We selected 12 typical earthquakes with Ms > 5.0 and epicenter depth ≤ 40 km within the longitude 105° E–145° E and latitude 38° N–58° N range from December 2018 to January 2023 for analysis by using HPM data recorded by the CSES in a quiet magnetic environment. Geomagnetic three-component vector data were selected, and the minimum study period was divided into 10 s intervals. Fourier transform was performed to obtain 0.01–0.2 Hz geomagnetic three-component dynamic spectra, and the time series of the polarization data was then acquired. The average value of the polarization data over four years was used to obtain the time series of the polarization perturbation amplitude, after which we conducted a joint study. The results are as follows:
(1)
All five Ms ≥ 6.0 earthquakes exhibited anomalies, and three of the six 6.0 > Ms > 5.0 earthquakes indicated anomalies before and after the time of earthquake occurrence, indicating that the larger the magnitude, the higher the likelihood that the anomaly perturbation is recorded by the satellite.
(2)
Among all the perturbation anomalies of the investigated earthquakes, the horizontal east-west component indicated the highest perturbation, while the vertical component exhibited the lowest perturbation, which is consistent with the results of previous studies. This suggests that the horizontal east-west component is likely the dominant component of seismic anomaly observations.
(3)
In all the seismic perturbation anomalies, the time series of the polarization data exhibited slight perturbations, suggesting that the polarization method can be better applied to ground-based data but can be applied to space-based data to a lesser degree.
(4)
The polarization perturbation amplitude time series was also slightly perturbed but with a smaller perturbation amplitude than that of the horizontal east-west component. The polarization perturbation amplitude method could be used as a reference method for extracting seismic anomalies.
(5)
Ion velocity Vx data from the plasma analyzer package (PAP) can be considered to approximately verify the physical mechanism of the anomaly perturbation of the horizontal component in the ionospheric magnetic field according to the Ampere’s law, and the two kinds of data (PAP and HPM) can be combined in seismic prediction research.

Author Contributions

Conceptualization, X.O., X.S. and X.Z.; methodology, X.S., M.Y. and X.Z.; software, M.Y. and J.L.; formal analysis, X.Z. and M.Y.; investigation, X.Z. and M.Y.; data curation, T.L., G.Q. and M.Y.; writing—original draft preparation, M.Y.; writing—review and editing, M.Y.; All authors have read and agreed to the published version of the manuscript.

Funding

This research was funded by Earthquake Science and Technology Spark Program (XH23011YA), the Open Fund from Earthquake Forecasting of CEA (XH23080D), Youth Fund Project of Liaoning Earthquake Agency (2022040), Project No. E3RC2TQ5, Project No. E3RC2TQ4, the National Natural Science Foundation of China (42274106), the APSCO Earthquake Research Project Phase II and Earthquake Science and Technology Spark Program (XH23010A).
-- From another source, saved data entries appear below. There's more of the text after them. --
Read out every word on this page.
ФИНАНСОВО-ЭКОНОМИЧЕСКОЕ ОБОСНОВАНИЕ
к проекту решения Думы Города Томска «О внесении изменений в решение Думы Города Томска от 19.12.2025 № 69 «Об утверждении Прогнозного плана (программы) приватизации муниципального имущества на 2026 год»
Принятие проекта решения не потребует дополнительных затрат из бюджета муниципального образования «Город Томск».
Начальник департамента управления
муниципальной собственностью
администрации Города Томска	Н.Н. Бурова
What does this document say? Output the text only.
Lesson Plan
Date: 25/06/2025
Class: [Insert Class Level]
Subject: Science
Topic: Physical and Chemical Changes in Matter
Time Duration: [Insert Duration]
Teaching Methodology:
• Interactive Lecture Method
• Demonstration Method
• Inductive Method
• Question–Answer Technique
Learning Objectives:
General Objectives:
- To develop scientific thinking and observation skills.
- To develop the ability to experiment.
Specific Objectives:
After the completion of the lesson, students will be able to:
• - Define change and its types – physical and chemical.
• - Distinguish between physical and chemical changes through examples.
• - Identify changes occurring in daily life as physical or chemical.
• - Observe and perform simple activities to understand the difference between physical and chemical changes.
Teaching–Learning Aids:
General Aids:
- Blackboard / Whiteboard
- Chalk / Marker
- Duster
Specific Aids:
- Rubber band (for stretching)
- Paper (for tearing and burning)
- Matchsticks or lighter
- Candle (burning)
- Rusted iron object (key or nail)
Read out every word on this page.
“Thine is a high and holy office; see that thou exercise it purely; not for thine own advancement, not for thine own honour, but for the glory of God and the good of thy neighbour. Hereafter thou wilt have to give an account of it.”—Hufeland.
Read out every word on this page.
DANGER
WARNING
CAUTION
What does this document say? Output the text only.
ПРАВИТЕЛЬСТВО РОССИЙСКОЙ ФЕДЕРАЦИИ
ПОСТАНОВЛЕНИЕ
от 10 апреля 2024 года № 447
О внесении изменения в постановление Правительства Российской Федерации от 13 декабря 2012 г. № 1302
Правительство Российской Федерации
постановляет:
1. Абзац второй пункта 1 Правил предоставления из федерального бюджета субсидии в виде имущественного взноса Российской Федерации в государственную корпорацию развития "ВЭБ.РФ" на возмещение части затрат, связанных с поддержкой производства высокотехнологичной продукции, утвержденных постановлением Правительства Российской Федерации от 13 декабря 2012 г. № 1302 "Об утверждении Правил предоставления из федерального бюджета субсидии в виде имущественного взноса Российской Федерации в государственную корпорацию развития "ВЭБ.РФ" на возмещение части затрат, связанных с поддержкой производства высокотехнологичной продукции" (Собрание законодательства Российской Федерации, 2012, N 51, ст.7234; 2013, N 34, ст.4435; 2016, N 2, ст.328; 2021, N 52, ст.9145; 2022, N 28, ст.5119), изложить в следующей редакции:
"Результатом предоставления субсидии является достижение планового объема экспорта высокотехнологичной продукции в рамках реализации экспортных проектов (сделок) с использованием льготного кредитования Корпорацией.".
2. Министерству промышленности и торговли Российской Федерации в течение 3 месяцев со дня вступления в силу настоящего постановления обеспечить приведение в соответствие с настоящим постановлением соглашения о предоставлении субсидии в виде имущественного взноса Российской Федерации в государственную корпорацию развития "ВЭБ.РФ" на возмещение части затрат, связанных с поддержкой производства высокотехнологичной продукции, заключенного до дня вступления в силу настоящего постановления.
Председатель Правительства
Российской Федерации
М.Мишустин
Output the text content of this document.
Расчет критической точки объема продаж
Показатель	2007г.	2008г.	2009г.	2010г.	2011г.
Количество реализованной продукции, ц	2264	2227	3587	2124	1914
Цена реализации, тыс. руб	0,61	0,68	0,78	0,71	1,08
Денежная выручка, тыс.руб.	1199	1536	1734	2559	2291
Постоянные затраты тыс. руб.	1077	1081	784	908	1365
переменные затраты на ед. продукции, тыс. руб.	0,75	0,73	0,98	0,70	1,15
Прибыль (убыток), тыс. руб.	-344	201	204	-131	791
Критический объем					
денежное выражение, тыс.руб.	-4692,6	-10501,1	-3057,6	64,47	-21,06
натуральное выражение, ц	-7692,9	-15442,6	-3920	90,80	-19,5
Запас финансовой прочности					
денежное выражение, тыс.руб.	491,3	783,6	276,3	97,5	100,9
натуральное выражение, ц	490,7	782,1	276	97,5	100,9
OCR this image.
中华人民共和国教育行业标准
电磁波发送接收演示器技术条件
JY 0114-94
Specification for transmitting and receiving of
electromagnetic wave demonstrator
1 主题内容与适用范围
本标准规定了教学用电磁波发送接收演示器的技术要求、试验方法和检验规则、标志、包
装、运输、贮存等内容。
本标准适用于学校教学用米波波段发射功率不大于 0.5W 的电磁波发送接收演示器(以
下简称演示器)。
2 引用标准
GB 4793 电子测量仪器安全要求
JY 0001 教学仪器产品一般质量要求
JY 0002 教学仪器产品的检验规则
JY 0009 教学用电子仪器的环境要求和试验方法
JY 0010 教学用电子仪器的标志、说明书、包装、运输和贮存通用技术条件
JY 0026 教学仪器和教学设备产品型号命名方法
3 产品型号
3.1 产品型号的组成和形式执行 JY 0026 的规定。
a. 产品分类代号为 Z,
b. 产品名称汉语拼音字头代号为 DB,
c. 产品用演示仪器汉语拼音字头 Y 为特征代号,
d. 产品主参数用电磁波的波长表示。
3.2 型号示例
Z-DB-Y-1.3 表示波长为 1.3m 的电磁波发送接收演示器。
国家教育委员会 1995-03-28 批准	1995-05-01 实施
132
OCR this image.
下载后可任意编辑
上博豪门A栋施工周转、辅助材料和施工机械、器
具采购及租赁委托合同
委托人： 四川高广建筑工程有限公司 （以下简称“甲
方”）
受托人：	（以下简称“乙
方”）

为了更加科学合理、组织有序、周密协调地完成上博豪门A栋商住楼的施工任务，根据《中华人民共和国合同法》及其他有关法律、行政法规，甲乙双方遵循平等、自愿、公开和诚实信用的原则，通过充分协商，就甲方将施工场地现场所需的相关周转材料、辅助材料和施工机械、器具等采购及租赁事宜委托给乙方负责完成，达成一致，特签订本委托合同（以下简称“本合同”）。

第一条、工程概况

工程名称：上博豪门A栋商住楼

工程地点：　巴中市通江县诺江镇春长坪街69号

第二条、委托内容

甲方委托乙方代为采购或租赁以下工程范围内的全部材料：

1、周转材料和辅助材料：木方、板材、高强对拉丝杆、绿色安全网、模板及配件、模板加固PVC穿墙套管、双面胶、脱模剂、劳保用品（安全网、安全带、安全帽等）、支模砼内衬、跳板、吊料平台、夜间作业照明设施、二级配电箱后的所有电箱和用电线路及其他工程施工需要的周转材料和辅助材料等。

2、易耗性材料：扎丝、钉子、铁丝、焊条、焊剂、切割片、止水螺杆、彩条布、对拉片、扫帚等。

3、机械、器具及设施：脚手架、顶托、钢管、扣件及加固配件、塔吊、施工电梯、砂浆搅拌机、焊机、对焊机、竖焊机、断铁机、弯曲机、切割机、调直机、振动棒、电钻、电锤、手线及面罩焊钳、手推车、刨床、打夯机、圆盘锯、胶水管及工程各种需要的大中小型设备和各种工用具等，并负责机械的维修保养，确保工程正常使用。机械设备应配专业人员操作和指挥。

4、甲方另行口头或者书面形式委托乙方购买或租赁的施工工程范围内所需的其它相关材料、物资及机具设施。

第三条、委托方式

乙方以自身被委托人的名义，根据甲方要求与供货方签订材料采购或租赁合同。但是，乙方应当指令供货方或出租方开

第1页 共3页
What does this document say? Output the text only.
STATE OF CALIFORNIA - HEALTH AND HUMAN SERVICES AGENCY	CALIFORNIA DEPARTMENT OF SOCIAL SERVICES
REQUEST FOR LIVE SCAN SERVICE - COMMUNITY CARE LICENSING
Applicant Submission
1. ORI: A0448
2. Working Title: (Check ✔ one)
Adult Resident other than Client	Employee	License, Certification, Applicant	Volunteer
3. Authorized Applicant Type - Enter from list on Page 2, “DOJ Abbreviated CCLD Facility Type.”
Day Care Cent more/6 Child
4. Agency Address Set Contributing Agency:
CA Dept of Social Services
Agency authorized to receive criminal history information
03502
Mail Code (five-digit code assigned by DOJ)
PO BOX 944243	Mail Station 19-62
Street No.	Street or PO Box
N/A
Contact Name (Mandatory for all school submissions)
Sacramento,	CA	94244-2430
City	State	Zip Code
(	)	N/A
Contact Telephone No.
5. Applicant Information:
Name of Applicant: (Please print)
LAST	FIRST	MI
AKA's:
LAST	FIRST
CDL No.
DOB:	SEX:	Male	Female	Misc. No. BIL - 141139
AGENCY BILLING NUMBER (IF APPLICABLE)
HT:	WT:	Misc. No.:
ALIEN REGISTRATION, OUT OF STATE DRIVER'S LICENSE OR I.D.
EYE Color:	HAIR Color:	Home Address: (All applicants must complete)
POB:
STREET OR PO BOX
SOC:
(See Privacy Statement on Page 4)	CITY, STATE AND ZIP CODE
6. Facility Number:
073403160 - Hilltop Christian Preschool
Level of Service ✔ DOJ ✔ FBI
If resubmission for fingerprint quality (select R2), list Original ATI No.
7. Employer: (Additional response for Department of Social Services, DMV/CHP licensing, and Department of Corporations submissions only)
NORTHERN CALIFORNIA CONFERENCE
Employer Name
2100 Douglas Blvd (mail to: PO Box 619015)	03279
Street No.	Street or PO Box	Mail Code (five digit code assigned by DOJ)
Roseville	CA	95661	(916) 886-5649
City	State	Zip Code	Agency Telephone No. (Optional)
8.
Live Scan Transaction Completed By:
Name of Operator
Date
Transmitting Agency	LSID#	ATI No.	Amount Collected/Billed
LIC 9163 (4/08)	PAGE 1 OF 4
Institutional Review Board Statement

This study does not require ethical approval.

Informed Consent Statement

Not applicable.

Data Availability Statement

CSES data is available at the website https://www.leos.ac.cn (accessed on 1 March 2023) and the magnetic index are at the website https://omniweb.gsfc.nasa.gov/form/omni_min.html (accessed on 1 March 2023).

Acknowledgments

This paper is supported by Earthquake Science and Technology Spark Program (XH23011YA), the Open Fund from Earthquake Forecasting of CEA (XH23080D), Youth Fund Project of Liaoning Earthquake Agency (2022040), Project No. E3RC2TQ5, Project No. E3RC2TQ4, the National Natural Science Foundation of China (42274106), the APSCO Earthquake Research Project Phase II and Earthquake Science and Technology Spark Program (XH23010A). The authors thank the CSES satellite center (www.leos.ac.cn (accessed on 1 March 2023)) after registration for providing the data. The magnetic index data are from the website of https://omniweb.gsfc.nasa.gov/form/omni_min.html (accessed on 1 March 2023).

Conflicts of Interest

The authors declare no conflict of interest.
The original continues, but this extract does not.